AROUND three in five Scots parents with learning difficulties will have had their children taken into care, compared to just two in five parents in similar circumstances south of the Border.
Children's charities and officials are now demanding more research into the care system in Scotland.
An official from the Scottish Consortium for Learning Disability warned Holyrood's Education and Culture committee that the figure in Scotland could be even higher.
And Scotland's Commissioner for Children and Young People Tam Baillie has also highlighted disparities in the general number of children taken into care across Scotland's 32 local authorities, with some councils removing more children than others with similar socio-economic profiles.
SCLD business and partnerships manager Andy Miller said: "Some estimates are even higher, at six out of 10 children (taken from) parents with learning disabilities.
"Our own view is that is too high. I don't know what the figures are for other vulnerable children who have parents with addiction or mental health problems. It might be equally high. It certainly feels high.
"Parents with learning difficulties find it really difficult to get the right support they need to parent, or even any support at all. We hold the view that with better support for parents, that number would drop significantly."
Mr Baillie told the committee there is a lack of consistency between care professionals and local authorities about the appropriate level of intervention.
He said: "Some of that can be accounted for by levels and concentrations of poverty, but not all of it.
"You will have councils with similar profiles, in terms of their socio-economic circumstances, who have got quite different rates of children being taken into a care or are being looked after.
"That begs the question of what else is going on there?"
"Resources play a large part in decision-making, but this is only part of the problem.

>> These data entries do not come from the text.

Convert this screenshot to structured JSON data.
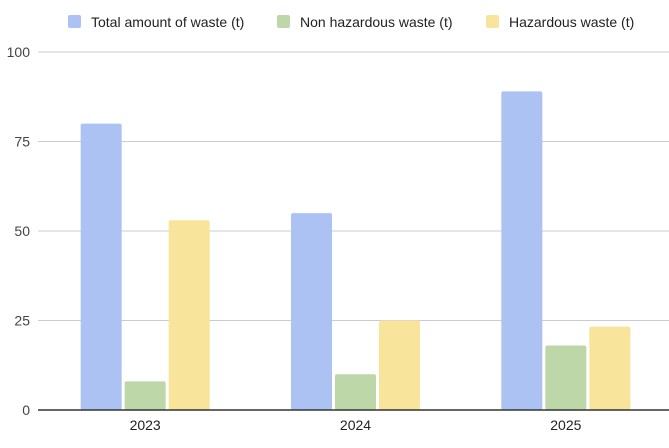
{
  "chart_data": {
    "type": "bar",
    "title": "",
    "xlabel": "",
    "ylabel": "",
    "categories": [
      "2023",
      "2024",
      "2025"
    ],
    "series": [
      {
        "name": "Total amount of waste (t)",
        "values": [
          80,
          55,
          89
        ],
        "color": "#abc2f2"
      },
      {
        "name": "Non hazardous waste (t)",
        "values": [
          8,
          10,
          18
        ],
        "color": "#bdd7a9"
      },
      {
        "name": "Hazardous waste (t)",
        "values": [
          53,
          25,
          23.3
        ],
        "color": "#f8e49b"
      }
    ],
    "ylim": [
      0,
      100
    ],
    "yticks": [
      "0",
      "25",
      "50",
      "75",
      "100"
    ],
    "grid": true,
    "legend_position": "top"
  }
}
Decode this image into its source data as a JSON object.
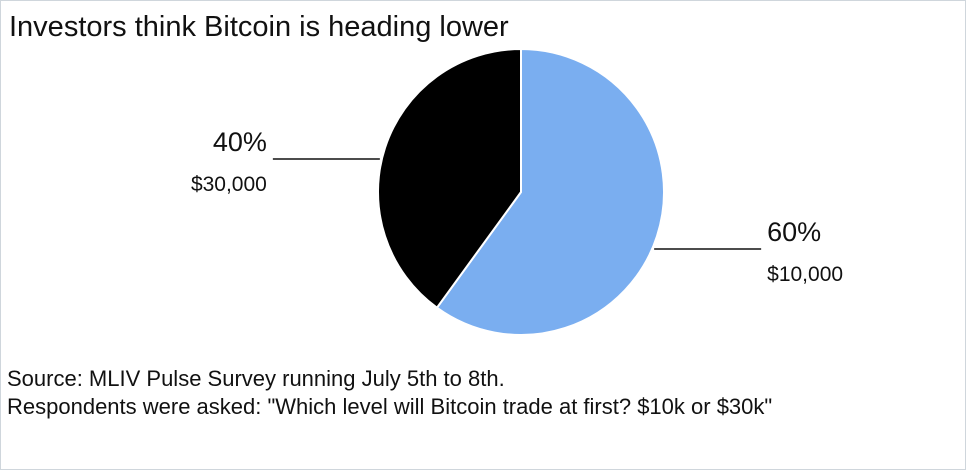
{
  "chart_data": {
    "type": "pie",
    "title": "Investors think Bitcoin is heading lower",
    "categories": [
      "$10,000",
      "$30,000"
    ],
    "values": [
      60,
      40
    ],
    "value_labels": [
      "60%",
      "40%"
    ],
    "colors": [
      "#7aaef0",
      "#000000"
    ],
    "notes": [
      "Source: MLIV Pulse Survey running July 5th to 8th.",
      "Respondents were asked: \"Which level will Bitcoin trade at first? $10k or $30k\""
    ]
  }
}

Concerns about poor outcomes for children are reflected in various reports produced over the last decade and being aware of these poor outcomes will no doubt influence the decisions of professionals to move or not move children into care.
"Moreover, the availability of suitable placements and numbers of placement moves that some children are subjected to also impacts on decisions to remove children, in some cases when a move is needed.
"Decisions to remove should be led by the child's best interests and not by resources."